Elephant Island

Last night the winds reached gale force, with a very confused sea. Tucked up safe and warm in a 300’ long, 3000-ton ship, who could not think of 6 frozen men, dripping with saltwater, stretched out on their boulder ballast in a 22’ boat, braving 800 miles of the tumbling southern ocean? In crossing from South Georgia, we have retraced their 17-day ordeal in only 2 days.

First thing this morning, there is land in sight. Huge swells explode into spray off a rocking iceberg as we close with Clarence Island. An hour later we can see the forbidding coast of Elephant Island, their initial salvation. Jagged, gleaming, white-toothed mountains, sheer rock slopes and snub-nosed glaciers line its formidable coast. When Shackleton’s men landed at the eastern end of the island, it was their first landfall for 497 days. They had drifted for 9 months in their trapped ship Endurance, watched it crushed and swallowed by the Weddell sea-ice, then drifted north for another 5 ½ months before taking to their tiny flotilla of boats as the pack disintegrated. When they reached solid land on Elephant Island, they kissed the beach in relief. Short-lived, for their first landing site would be swept by waves at high tide. Frank Wild found them a marginally safer raised beach here at the rugged outcrop which still bears his name.
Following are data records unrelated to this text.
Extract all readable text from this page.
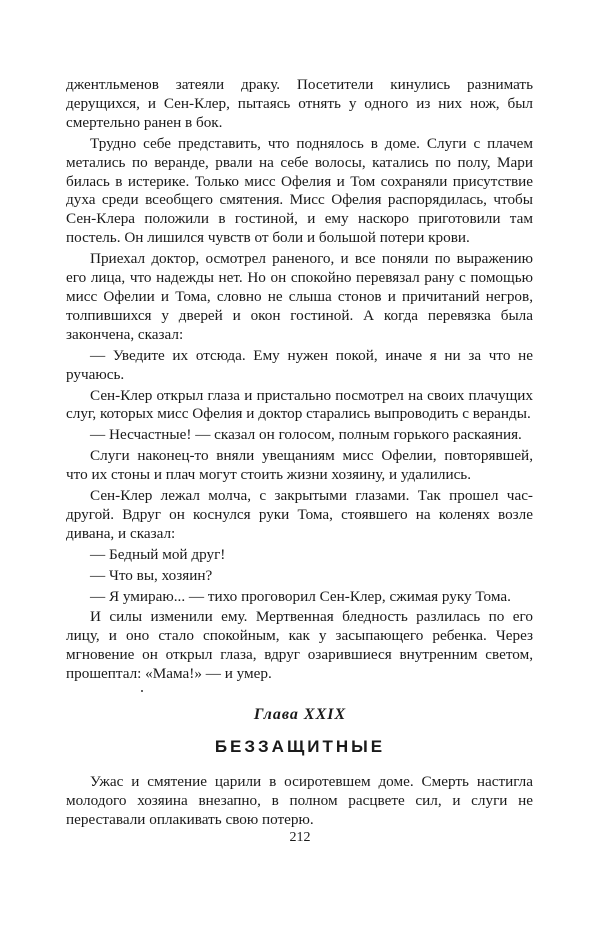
джентльменов затеяли драку. Посетители кинулись разнимать дерущихся, и Сен-Клер, пытаясь отнять у одного из них нож, был смертельно ранен в бок.

Трудно себе представить, что поднялось в доме. Слуги с плачем метались по веранде, рвали на себе волосы, катались по полу, Мари билась в истерике. Только мисс Офелия и Том сохраняли присутствие духа среди всеобщего смятения. Мисс Офелия распорядилась, чтобы Сен-Клера положили в гостиной, и ему наскоро приготовили там постель. Он лишился чувств от боли и большой потери крови.

Приехал доктор, осмотрел раненого, и все поняли по выражению его лица, что надежды нет. Но он спокойно перевязал рану с помощью мисс Офелии и Тома, словно не слыша стонов и причитаний негров, толпившихся у дверей и окон гостиной. А когда перевязка была закончена, сказал:

— Уведите их отсюда. Ему нужен покой, иначе я ни за что не ручаюсь.

Сен-Клер открыл глаза и пристально посмотрел на своих плачущих слуг, которых мисс Офелия и доктор старались выпроводить с веранды.

— Несчастные! — сказал он голосом, полным горького раскаяния.

Слуги наконец-то вняли увещаниям мисс Офелии, повторявшей, что их стоны и плач могут стоить жизни хозяину, и удалились.

Сен-Клер лежал молча, с закрытыми глазами. Так прошел час-другой. Вдруг он коснулся руки Тома, стоявшего на коленях возле дивана, и сказал:

— Бедный мой друг!

— Что вы, хозяин?

— Я умираю... — тихо проговорил Сен-Клер, сжимая руку Тома.

И силы изменили ему. Мертвенная бледность разлилась по его лицу, и оно стало спокойным, как у засыпающего ребенка. Через мгновение он открыл глаза, вдруг озарившиеся внутренним светом, прошептал: «Мама!» — и умер.

Глава XXIX
БЕЗЗАЩИТНЫЕ

Ужас и смятение царили в осиротевшем доме. Смерть настигла молодого хозяина внезапно, в полном расцвете сил, и слуги не переставали оплакивать свою потерю.

212
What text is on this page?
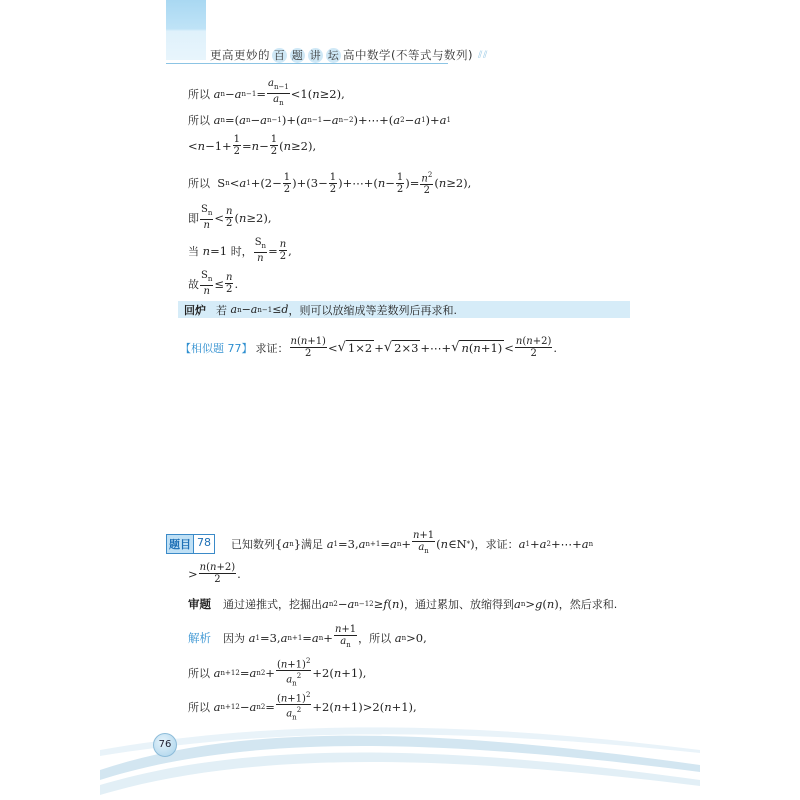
更高更妙的 百 题 讲 坛 高中数学(不等式与数列) ⫽⫽
所以
a n − a $n-1 = \frac{a_{n-1}}{a_n} <1$( n ≥2),
所以
a n =( a n − a n−1 )+( a n−1 − a n−2 )+⋯+( a 2 − a 1 )+ a 1
< $n -1+ \frac{1}{2} = n - \frac{1}{2}$ ( n ≥2),
所以 S n < a $1 +(2- \frac{1}{2} )+(3- \frac{1}{2}$ )+⋯+( $n - \frac{1}{2}$ )= $\frac{n^2}{2}$ ( n ≥2),
即 $\frac{S_n}{n} < \frac{n}{2}$ ( n ≥2),
当
n =1 时， $\frac{S_n}{n} = \frac{n}{2}$ ,
故 $\frac{S_n}{n} \le \frac{n}{2}$ .
回炉 若
a n − a n−1 ≤ d ，则可以放缩成等差数列后再求和.
【相似题 77】 求证： $\frac{n(n+1)}{2}$ < √ 1×2 + √ 2×3 +⋯+ √ $n(n+1) < \frac{n(n+2)}{2}$ .
题目 78 已知数列 { a n } 满足
a 1 =3, a n+1 = a $n + \frac{n+1}{a_n}$ ( n ∈N * ) ，求证： a 1 + a 2 +⋯+ a n
> $\frac{n(n+2)}{2}$ .
审题 通过递推式，挖掘出 a n 2 − a n−1 2 ≥ f ( n ) ，通过累加、放缩得到 a n > g ( n ) ，然后求和.
解析 因为
a 1 =3, a n+1 = a $n + \frac{n+1}{a_n}$ ，所以
a n >0,
所以
a n+1 2 = a n $2 + \frac{(n+1)^2}{a_n^2} +2$( n +1),
所以
a n+1 2 − a n $2 = \frac{(n+1)^2}{a_n^2} +2$( n +1)>2( n +1),
76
When Shackleton set off 6 days later in the James Caird, he knew no-one would find them on this forgotten island. Today we were thinking of the 22 men he left behind, who must try and survive through a second winter on the wave-lashed boulder beach before us. The last penguins were leaving, a few seals were caught, Shackleton had gone.... We spent an hour in our Zodiacs, staring at this sacred site, the lonely beach a monument to man’s determination to survive. They spent 137 days huddled under their flimsy boats, waiting for the Boss to return. And return he did. What a story.